I was wondering in times of recession, as municipalities have less and less money to spend on programs and services as do their citizens, why it is that the public libraries whose hours are usually one of the first things to shrink as a money-saving idea, tend to become more popular as those with limited incomes seek entertainment and information.
It was sort of like shooting fish in a barrel to find sources to support the level and breadth at which this has been happening across the USA, just by clicking here. At the time I entered the phrase in a search engine (sorry, Bing, you're not my choice), there were 1.4 million mentions identified in less a quarter of a second.
I got to thinking, not about cell phone bandwidth (yesterday I learned a new thing, though I would've preferred, Rabbi, that you take a crack at my Thermos question), but about how long it would have taken me to have gone to the public library to have found, basically, the same references as the computer did in an eye blink.
And that in turn led me to wonder why people go to the public library, no matter the season or the economic climate. Those motivations and needs are, I imagine, as diverse as the folks who patronize the public libraries. In Norwich, many offer as a truism that 'those people' (and we know who that is and whom we mean, trust me on this one) congregate outside of the Otis Library in downtown, just down the block from the Saint Vincent De Paul Soup Kitchen and not all that far away from some of the underpasses where those whose boats were NOT lifted by the last decade's rising tide of prosperity have come to anchor.
If I had a dime for every time I've read a reference to 'those people' in a local newspaper or heard someone speak of them, I'd have enough money to buy the Norwich YMCA (not as funny a joke as I'd first hoped especially if we, the taxpayers, become the punchline). Whenever I go downtown, and I walked through it on Monday to visit City Hall (speaking of taxes, as I was, to go to the Assessor's office) and then across town to the Post Office, I NEVER see any of 'those people' outside (or inside) the library or anywhere else.
Norwich doesn't have an especially vibrant downtown though there's a lot of individual efforts by small businesses and property owners.

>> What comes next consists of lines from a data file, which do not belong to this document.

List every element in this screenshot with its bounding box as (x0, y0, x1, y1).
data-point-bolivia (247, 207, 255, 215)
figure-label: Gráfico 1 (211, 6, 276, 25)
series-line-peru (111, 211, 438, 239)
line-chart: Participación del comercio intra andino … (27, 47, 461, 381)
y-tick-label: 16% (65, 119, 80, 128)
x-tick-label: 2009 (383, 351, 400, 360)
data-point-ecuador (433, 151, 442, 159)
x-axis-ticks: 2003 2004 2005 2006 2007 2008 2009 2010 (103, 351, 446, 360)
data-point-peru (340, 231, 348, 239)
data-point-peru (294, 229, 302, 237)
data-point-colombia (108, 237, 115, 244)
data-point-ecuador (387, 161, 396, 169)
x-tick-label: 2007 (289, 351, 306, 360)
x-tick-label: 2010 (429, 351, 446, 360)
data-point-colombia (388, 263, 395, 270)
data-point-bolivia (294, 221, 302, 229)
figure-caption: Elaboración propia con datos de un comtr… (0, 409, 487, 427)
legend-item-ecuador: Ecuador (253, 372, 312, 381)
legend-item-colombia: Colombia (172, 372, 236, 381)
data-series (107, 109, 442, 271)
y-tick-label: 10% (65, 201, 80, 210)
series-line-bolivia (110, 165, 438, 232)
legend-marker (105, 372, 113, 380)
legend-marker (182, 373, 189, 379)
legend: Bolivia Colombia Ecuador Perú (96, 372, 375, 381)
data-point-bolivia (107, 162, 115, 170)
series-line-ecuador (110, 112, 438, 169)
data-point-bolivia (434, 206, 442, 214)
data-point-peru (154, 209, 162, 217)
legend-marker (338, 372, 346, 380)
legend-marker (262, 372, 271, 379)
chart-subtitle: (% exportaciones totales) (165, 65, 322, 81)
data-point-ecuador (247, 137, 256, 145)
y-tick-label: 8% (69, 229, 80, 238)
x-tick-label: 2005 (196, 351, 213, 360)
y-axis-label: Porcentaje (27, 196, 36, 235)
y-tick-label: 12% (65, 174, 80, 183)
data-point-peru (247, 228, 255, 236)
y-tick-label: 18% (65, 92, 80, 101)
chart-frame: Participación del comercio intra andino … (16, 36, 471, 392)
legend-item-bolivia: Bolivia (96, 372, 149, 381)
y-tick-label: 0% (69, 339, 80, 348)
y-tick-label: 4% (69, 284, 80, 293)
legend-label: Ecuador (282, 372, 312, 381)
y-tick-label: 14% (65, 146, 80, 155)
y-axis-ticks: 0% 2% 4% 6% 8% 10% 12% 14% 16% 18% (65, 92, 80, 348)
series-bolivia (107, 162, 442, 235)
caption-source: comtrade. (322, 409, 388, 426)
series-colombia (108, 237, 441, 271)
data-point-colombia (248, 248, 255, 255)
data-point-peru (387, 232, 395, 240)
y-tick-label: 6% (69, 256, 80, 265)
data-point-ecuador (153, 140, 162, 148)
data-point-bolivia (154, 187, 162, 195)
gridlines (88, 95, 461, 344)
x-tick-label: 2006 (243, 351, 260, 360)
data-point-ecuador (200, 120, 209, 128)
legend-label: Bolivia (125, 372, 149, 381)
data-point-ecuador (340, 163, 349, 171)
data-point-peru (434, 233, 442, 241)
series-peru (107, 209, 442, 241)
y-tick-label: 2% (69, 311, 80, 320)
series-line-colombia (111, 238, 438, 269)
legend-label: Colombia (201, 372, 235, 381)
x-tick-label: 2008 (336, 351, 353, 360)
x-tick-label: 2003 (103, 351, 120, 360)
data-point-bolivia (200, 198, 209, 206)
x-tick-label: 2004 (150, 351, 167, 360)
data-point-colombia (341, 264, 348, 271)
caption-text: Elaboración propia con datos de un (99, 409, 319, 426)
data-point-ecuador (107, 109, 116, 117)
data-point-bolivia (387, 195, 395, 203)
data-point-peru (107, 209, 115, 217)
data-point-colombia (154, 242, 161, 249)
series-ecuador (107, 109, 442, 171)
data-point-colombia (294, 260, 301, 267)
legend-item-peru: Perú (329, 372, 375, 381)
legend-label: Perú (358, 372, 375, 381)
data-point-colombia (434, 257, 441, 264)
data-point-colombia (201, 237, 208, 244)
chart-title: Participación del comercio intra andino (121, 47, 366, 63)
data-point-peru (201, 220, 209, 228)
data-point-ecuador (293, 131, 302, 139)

I love walking past the old Woolworth's (I suspect that's what it was back in the day) not because I'm happy for the day-laborer business that's taken up shop inside (though for many people in search of a job, it's a different reaction) but because I can remember being a kid, when dinosaurs roamed the earth, and how much fun stores like Woolworth's and J. J. Newberry were and how they were so much a part of everyday growing up life in a town about the size of Norwich--New Brunswick, New Jersey.
It was as true in Brunswick then as it is in Norwich now, that people look to a public library in an urban landscape the way the fingers of the hand look to the thumb. There are so many services and so many products available, everyone meets in the same space and place. Public libraries, by accident or design, may be the most distinctly iconic symbol of American democracy, up there with Old Glory and the Bald Eagle (which is NOT my nickname, yet).
This morning, and you have something similar going on in your neighborhood I'll bet, we have in the Otis Library, starting at 10:30, some, part or all of the Democratic slate seeking election to the office of Mayor and the City Council (and maybe, but I'm not sure, the Board of Education members as well), hosting a forum in the upstairs community room of the library. It's another chance to learn more about the candidates and their positions and goals (and how they intend to achieve them). I'm told they'll be taking questions.
"Now Main Street's whitewashed windows and vacant stores, seems like there ain't nobody wants to come down here no more. They're closing down the textile mill across the railroad tracks. Foreman says these jobs are going, boys, and they ain't coming back to your hometown." Start with that one and ask them what they intend to do about it. And no rush, the Otis Library is open 'til three on Saturdays.